The wrapper only triggers when you're inside a mount (it looks for the `.smfs` marker file at the mount root). Outside a mount, `grep` stays normal. Inside a mount, any flag you pass falls through to the real `grep`.
</Accordion>
<Accordion title="Can I install SMFS on Windows?" icon="circle-help">
Not yet. SMFS supports macOS (arm64, x64) and Linux (arm64, x64) for now. Windows isn't on the v0 roadmap.

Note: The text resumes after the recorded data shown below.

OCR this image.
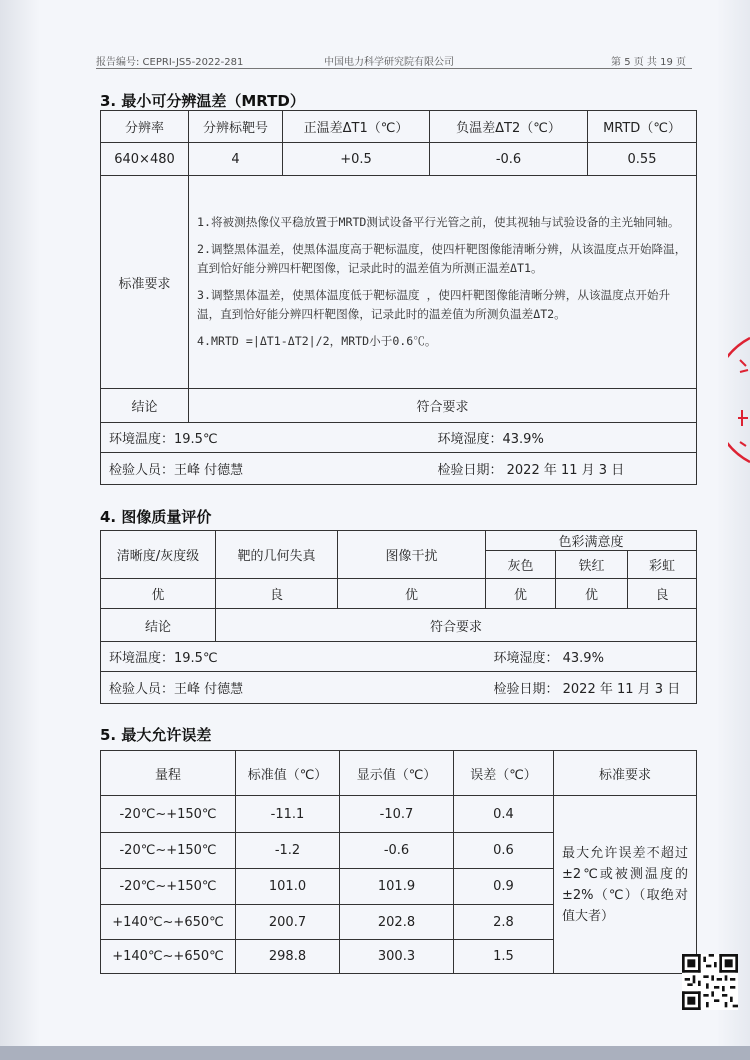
报告编号: CEPRI-JS5-2022-281	中国电力科学研究院有限公司	第 5 页 共 19 页
3. 最小可分辨温差（MRTD）
分辨率	分辨标靶号	正温差ΔT1（℃）	负温差ΔT2（℃）	MRTD（℃）
640×480	4	+0.5	-0.6	0.55
标准要求	1.将被测热像仪平稳放置于MRTD测试设备平行光管之前，使其视轴与试验设备的主光轴同轴。

2.调整黑体温差，使黑体温度高于靶标温度，使四杆靶图像能清晰分辨，从该温度点开始降温，直到恰好能分辨四杆靶图像，记录此时的温差值为所测正温差ΔT1。

3.调整黑体温差，使黑体温度低于靶标温度 ，使四杆靶图像能清晰分辨，从该温度点开始升温，直到恰好能分辨四杆靶图像，记录此时的温差值为所测负温差ΔT2。

4.MRTD =|ΔT1-ΔT2|/2，MRTD小于0.6℃。			

结论	符合要求			
环境温度：19.5℃			环境湿度：43.9%	
检验人员：王峰 付德慧			检验日期： 2022 年 11 月 3 日	
4. 图像质量评价
清晰度/灰度级	靶的几何失真	图像干扰	色彩满意度		
			灰色	铁红	彩虹
优	良	优	优	优	良
结论	符合要求				
环境温度：19.5℃			环境湿度： 43.9%		
检验人员：王峰 付德慧			检验日期： 2022 年 11 月 3 日		
5. 最大允许误差
量程	标准值（℃）	显示值（℃）	误差（℃）	标准要求
-20℃~+150℃	-11.1	-10.7	0.4	最大允许误差不超过±2℃或被测温度的±2%（℃）（取绝对值大者）
-20℃~+150℃	-1.2	-0.6	0.6	
-20℃~+150℃	101.0	101.9	0.9	
+140℃~+650℃	200.7	202.8	2.8	
+140℃~+650℃	298.8	300.3	1.5	
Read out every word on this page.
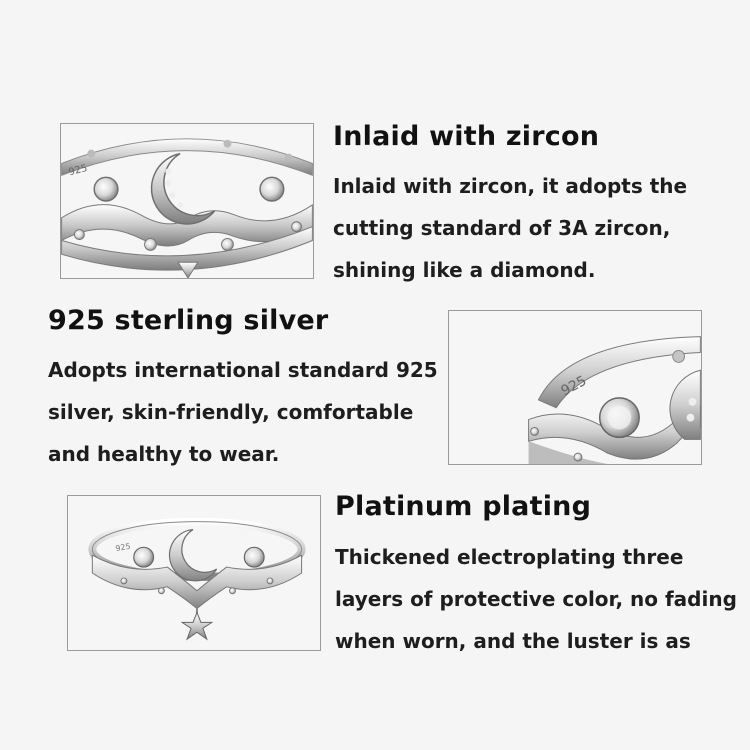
925
Inlaid with zircon
Inlaid with zircon, it adopts the
cutting standard of 3A zircon,
shining like a diamond.
925 sterling silver
Adopts international standard 925
silver, skin-friendly, comfortable
and healthy to wear.
925
925
Platinum plating
Thickened electroplating three
layers of protective color, no fading
when worn, and the luster is as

On Windows, use the [Bash Tool](/smfs/bash-tool) instead. It runs anywhere TypeScript runs and gives your agent the same `ls`, `cat`, `grep`, `sgrep` surface without needing a mount.
</Accordion>
<Accordion title="My cache feels stale or out of sync" icon="circle-help">
Re-mount with `--clean` to wipe the local cache and pull everything fresh from the API:
```bash
smfs unmount agent_memory
smfs mount agent_memory --clean
```
Nothing on the server changes; only the local SQLite cache gets reset.
</Accordion>
<Accordion title="Can two agents on the same machine share a mount?" icon="circle-help">
Yes. Once a container is mounted, anything on that machine can read and write through the mount path. The constraint is one mount per container tag per device. Mount it once, point both agents at the same folder.
</Accordion>
<Accordion title="Can two separate sandboxes use the same container?" icon="circle-help">
Yes, absolutely. Mount the same container tag from each sandbox. Bidirectional sync keeps everything in step as either side writes, so Agent A in sandbox 1 sees Agent B's writes from sandbox 2 within a sync interval.
To avoid stepping on each other, give each agent its own subdirectory (`/agent_a/`, `/agent_b/`, etc.). They can still read across the whole mount, cross-reference each other's findings, and build on each other's work. The shared container is the point.